The Mirage of Statehood in the Ruins of Gaza
French Foreign Minister Jean-Noël Barrot, speaking before the Assembly, claimed that the two-state solution is “dying,” while simultaneously insisting that “there is no alternative.” That contradiction alone encapsulates the incoherence of current Western diplomacy: advocating for a political resolution while refusing to confront its primary saboteur.
More than 21 months into the Gaza war, the so-called peace process exists only in the rhetorical void. On the ground, facts accumulate: continued Israeli settlement expansion in the West Bank, open calls from Israeli ministers for full annexation, and an increasingly fragmented Palestinian political leadership. Barrot’s speech, “no ceasefire will hold without a political vision”, sounded more like an admission of helplessness than a diplomatic strategy.
US and Israeli Backlash: Business as Usual
The U.S. State Department dismissed the conference as a “publicity stunt,” a telling reaction from an administration more focused on “de-escalation optics” than structural solutions. Washington, once the self-proclaimed guarantor of peace in the Middle East, now operates as little more than a fire marshal who keeps adding gasoline while warning others not to light matches.
Israel, for its part, denounced the initiative as reinforcing a “dangerous illusion.” An illusion, perhaps, but one of their own making. Since 2023, the IDF’s operations have reduced entire neighborhoods of Gaza to rubble, while the political class in Jerusalem flirts with de jure annexation of territory that international law still recognizes as occupied.
Recognition Without Leverage: Europe’s Hollow Gesture
The conference follows French President Emmanuel Macron’s announcement that France would formally recognize a Palestinian state in September, a move presented as bold diplomacy but devoid of any actual mechanism to enforce statehood. Luxembourg may follow. Others hesitate.
This symbolic recognition echoes the UN’s own 1947 resolution proposing a two-state partition, which resulted in the establishment of Israel the following year. But more than 75 years later, the envisioned Palestinian state remains a ghost. Recognition without enforcement is not diplomacy, it is performance.
Guterres’ Rhetoric and the West’s Limits
UN Secretary-General António Guterres gave a fiery speech, calling the creeping annexation of the West Bank “illegal” and the destruction of Gaza “intolerable.” Strong words, but from an institution lacking enforcement power, they amount to moral theatre.
Indeed, the conference avoided the essential questions: What leverage will be used against Israel’s violations of international law? What mechanisms will be implemented to dismantle Hamas without plunging Gaza into chaos? How will the Palestinian Authority gain legitimacy without elections or territorial control?

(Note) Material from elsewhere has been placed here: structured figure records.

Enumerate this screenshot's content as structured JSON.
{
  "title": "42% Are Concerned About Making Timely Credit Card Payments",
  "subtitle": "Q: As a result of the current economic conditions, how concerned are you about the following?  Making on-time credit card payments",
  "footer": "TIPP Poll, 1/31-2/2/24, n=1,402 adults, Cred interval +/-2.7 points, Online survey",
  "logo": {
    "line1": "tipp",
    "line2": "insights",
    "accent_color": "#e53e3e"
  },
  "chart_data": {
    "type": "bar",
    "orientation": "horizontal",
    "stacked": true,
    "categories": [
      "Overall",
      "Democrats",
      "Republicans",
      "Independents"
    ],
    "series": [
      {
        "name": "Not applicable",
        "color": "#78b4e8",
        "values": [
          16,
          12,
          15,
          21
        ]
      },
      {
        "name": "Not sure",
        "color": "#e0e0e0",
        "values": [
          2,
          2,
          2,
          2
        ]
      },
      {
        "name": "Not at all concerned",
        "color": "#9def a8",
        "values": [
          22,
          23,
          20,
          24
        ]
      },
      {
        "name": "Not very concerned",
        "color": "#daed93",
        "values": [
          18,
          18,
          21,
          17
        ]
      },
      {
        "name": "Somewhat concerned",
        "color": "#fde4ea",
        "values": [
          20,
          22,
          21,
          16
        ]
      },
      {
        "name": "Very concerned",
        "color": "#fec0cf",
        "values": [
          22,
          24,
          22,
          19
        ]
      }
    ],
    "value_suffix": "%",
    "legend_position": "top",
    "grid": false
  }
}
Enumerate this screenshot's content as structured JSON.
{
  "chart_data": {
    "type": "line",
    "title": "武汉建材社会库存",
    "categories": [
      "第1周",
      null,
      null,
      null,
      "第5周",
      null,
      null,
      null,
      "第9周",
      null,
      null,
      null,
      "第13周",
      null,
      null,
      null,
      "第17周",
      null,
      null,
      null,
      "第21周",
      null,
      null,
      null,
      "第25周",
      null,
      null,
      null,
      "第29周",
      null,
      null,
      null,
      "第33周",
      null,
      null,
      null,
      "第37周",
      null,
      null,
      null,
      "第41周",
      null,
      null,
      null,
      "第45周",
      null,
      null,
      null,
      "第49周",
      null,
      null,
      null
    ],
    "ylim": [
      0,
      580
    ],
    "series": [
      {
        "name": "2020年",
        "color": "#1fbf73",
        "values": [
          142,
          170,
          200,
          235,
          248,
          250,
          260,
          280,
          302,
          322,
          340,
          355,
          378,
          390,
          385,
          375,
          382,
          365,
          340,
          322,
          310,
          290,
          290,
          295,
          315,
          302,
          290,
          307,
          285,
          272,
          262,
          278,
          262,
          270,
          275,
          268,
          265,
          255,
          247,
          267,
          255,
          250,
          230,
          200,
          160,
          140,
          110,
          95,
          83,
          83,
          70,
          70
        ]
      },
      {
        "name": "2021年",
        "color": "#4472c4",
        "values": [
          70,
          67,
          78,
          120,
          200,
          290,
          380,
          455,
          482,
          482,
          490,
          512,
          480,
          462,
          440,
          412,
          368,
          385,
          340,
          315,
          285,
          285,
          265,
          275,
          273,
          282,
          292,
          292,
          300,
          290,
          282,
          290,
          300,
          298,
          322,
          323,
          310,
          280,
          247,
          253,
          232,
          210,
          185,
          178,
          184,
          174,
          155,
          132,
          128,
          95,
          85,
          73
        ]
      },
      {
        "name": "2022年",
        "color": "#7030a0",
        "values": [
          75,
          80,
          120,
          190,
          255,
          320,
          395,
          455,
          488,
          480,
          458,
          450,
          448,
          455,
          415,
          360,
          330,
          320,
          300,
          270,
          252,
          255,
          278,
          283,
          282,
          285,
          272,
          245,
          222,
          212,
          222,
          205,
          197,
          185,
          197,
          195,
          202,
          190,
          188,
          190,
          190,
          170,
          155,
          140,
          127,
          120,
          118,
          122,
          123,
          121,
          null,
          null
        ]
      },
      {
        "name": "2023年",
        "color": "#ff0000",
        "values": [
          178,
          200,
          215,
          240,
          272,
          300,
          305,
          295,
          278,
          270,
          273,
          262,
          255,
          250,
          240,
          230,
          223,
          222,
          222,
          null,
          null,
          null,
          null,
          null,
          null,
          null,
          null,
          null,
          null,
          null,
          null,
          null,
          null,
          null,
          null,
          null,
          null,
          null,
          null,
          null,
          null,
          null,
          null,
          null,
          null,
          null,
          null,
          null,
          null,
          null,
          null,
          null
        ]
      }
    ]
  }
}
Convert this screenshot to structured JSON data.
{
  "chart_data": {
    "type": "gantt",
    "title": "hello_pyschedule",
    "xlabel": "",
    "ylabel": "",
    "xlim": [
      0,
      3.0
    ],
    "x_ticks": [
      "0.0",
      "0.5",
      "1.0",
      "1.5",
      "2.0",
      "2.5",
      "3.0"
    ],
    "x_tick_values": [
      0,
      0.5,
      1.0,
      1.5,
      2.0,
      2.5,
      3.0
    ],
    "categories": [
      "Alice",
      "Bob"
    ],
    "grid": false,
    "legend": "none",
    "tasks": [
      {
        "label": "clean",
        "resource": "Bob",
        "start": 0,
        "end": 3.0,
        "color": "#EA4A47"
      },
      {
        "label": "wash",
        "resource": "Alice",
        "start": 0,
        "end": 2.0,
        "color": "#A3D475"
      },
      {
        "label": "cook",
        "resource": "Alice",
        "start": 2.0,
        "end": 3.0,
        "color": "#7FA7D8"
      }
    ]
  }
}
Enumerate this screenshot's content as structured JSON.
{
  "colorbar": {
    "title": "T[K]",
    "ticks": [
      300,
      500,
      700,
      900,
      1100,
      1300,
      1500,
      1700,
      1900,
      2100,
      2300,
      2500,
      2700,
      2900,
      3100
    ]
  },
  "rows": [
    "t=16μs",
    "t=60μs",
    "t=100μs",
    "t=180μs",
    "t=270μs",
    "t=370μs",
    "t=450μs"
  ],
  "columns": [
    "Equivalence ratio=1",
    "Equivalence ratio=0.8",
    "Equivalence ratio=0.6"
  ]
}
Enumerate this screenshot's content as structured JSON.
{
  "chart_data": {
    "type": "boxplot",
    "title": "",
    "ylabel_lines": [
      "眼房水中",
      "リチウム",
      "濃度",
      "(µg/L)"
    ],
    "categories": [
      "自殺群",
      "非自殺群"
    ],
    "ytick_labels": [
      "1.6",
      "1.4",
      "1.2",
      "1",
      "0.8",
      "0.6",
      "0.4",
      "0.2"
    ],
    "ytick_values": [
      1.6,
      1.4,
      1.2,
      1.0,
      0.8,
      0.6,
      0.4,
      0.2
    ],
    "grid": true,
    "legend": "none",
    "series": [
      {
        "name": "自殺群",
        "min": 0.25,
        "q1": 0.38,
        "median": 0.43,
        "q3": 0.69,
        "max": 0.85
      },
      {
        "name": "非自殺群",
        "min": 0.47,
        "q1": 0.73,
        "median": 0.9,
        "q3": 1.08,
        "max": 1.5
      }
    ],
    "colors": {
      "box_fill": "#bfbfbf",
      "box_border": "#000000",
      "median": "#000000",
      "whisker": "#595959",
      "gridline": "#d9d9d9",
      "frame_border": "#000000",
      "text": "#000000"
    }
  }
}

The Elephant in the Room: Hamas, Governance, and Normalization
Palestinian Prime Minister Mohammad Mustafa claimed the Palestinian Authority is ready to govern Gaza. His call for Hamas to surrender its weapons and control is as aspirational as it is impractical. No roadmap was offered. No timeline. Just hopeful declarations.
Meanwhile, Saudi Arabia reiterated that normalization with Israel is impossible without Palestinian statehood, a position repeated countless times since the Abraham Accords. But Riyadh remains in close security coordination with Washington and Tel Aviv, leaving many to wonder whether this statement, too, is more about domestic optics than regional rupture.
A Peace Process Reduced to Performance
This conference did not resurrect the two-state solution. It embalmed it. The diplomatic language was polished, the statements coordinated, the video clips pre-cut for social media, but none of it concealed the grim reality: the two-state solution is now a political ritual performed by those unwilling to challenge the power structures that buried it.
Until there is a cost, economic, diplomatic, or strategic, for continued occupation, no vision, no roadmap, and no number of UN podium speeches will birth a Palestinian state.